Here at Maths Pathway, five core beliefs shape everything we do.
Our five core beliefs are:
- Learning, then assessment, then reporting
- Multiple learning modes
- Relationships and feedback
- Deep understanding
- Continuum learning
Learning, then assessment, then reporting
We believe that courses should be structured around effective student learning first.
Assessments should be diagnostic and formative — they should reflect, measure and enhance
student learning. Reports should then draw on this assessment data to give an accurate picture of
how a student’s learning is going.
But the reality is that most maths courses are structured the other way around. Data will
be needed for reports, so assessments are designed to provide that data. These assessments
are not diagnostic or formative at all: students sit a maths test, their grade is recorded in a
spreadsheet, and nothing else happens with that data. Then, finally, it is down to the
teachers to work out how to make student learning effective in the lead-up to each
summative assessment. This is backwards, and puts effective student learning last.
Multiple learning modes
We believe that students should learn to recognise and use mathematical ideas in situations
outside the mathematics classroom, such as in other school subjects and employment. This
is part of why we believe that students need to learn in a variety of modes. They should
develop confidence with mathematical digital technology, and hand-written maths skills.

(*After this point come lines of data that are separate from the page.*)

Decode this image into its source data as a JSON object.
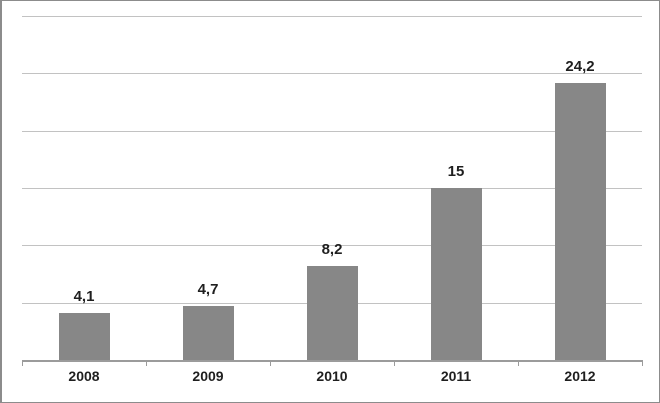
{
  "chart_data": {
    "type": "bar",
    "title": "",
    "categories": [
      "2008",
      "2009",
      "2010",
      "2011",
      "2012"
    ],
    "values": [
      4.1,
      4.7,
      8.2,
      15,
      24.2
    ],
    "value_labels": [
      "4,1",
      "4,7",
      "8,2",
      "15",
      "24,2"
    ],
    "xlabel": "",
    "ylabel": "",
    "ylim": [
      0,
      30
    ],
    "gridline_step": 5,
    "grid": true,
    "y_tick_labels_visible": false,
    "legend_position": "none",
    "colors": {
      "bar_fill": "#878787",
      "gridline": "#c2c2c2",
      "axis_line": "#9b9b9b",
      "label_text": "#1f1f1f",
      "frame_border": "#8c8c8c",
      "background": "#ffffff"
    }
  }
}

They should also have opportunity for hands-on learning, group work, and discourse.
But the reality is that most Australian schools, maths courses are textbook driven. The
course focuses on ticking off all of the curriculum dot points, and in doing so leaves no time
for meaningful projects, investigations, rich activities, and real-world applications. Students
graduate without knowing how to apply the maths they’ve learned, and without creative
Relationships and feedback
We believe that teachers’ impact on student learning is not limited to content delivery. The
relationship between teacher and learner is of critical importance to building mathematical
self-confidence. Teacher feedback can have a huge impact. Direct instruction can also have great
impact, but only if correctly targeted.
But the reality is that the teacher’s role is restricted by the structure of maths courses.

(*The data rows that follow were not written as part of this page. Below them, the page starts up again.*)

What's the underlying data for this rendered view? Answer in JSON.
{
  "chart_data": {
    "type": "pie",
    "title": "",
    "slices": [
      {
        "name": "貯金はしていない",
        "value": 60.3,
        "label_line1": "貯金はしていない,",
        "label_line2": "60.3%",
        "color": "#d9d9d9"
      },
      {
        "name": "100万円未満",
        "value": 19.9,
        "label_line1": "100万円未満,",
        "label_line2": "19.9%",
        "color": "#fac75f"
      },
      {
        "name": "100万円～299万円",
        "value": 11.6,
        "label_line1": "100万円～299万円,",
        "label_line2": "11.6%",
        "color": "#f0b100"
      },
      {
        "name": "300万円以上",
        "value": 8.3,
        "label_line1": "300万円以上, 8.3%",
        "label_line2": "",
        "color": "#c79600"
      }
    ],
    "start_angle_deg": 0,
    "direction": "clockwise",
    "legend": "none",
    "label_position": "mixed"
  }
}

Most of the class time gets chewed up by content delivery to the whole class at once, which
is just incorrectly targeted direct instruction. Very little time is left for one-on-one
conversations with students in the class, deep feedback for students or relationship building.
The parts of teacher practice that have are the most enjoyable and have the greatest impact are squeezed into the background.
We believe that students should build a deep understanding of the mathematics they learn,
rather than just rote-learn procedures.
But the reality is that most students are just rote-learning maths. The evidence of this is all
around us: students forgetting things from year to year, being unable to transfer skills into
other subject areas, being unable to problem-solve, only feeling confident with ready-made
recipes, and calling maths one of the hardest subjects.
We believe that students have a diverse range of learning needs. We know that in a typical
mathematics class, students enter with a wide range of levels, and with different gaps and
competencies to their peers. We also know that mathematical understanding is built
cumulatively; to understand a new piece of mathematics, students must already have
understood the sub-concepts. We therefore believe that different students should be
learning different mathematics at any given time. Students should not be constrained to
work “at grade level”; rather, they should grow along a continuum from wherever they
happen to be.
But the reality is that most students are constrained to work “at grade level”. Most
Australian schools batch students into year groups, and put those batches through a
production line of learning outcomes. The learning outcomes that students are aiming for –
and being graded against – are one-size-fits-all. That is, they are pre-determined by their
age, and by the time of year. Some differentiation happens, but only as a way to get students
to meet that same one-size-fits-all outcome in different ways. The outcome itself is never
questioned. This is not tailored to each student’s need, and students are not learning
different mathematics at the same time.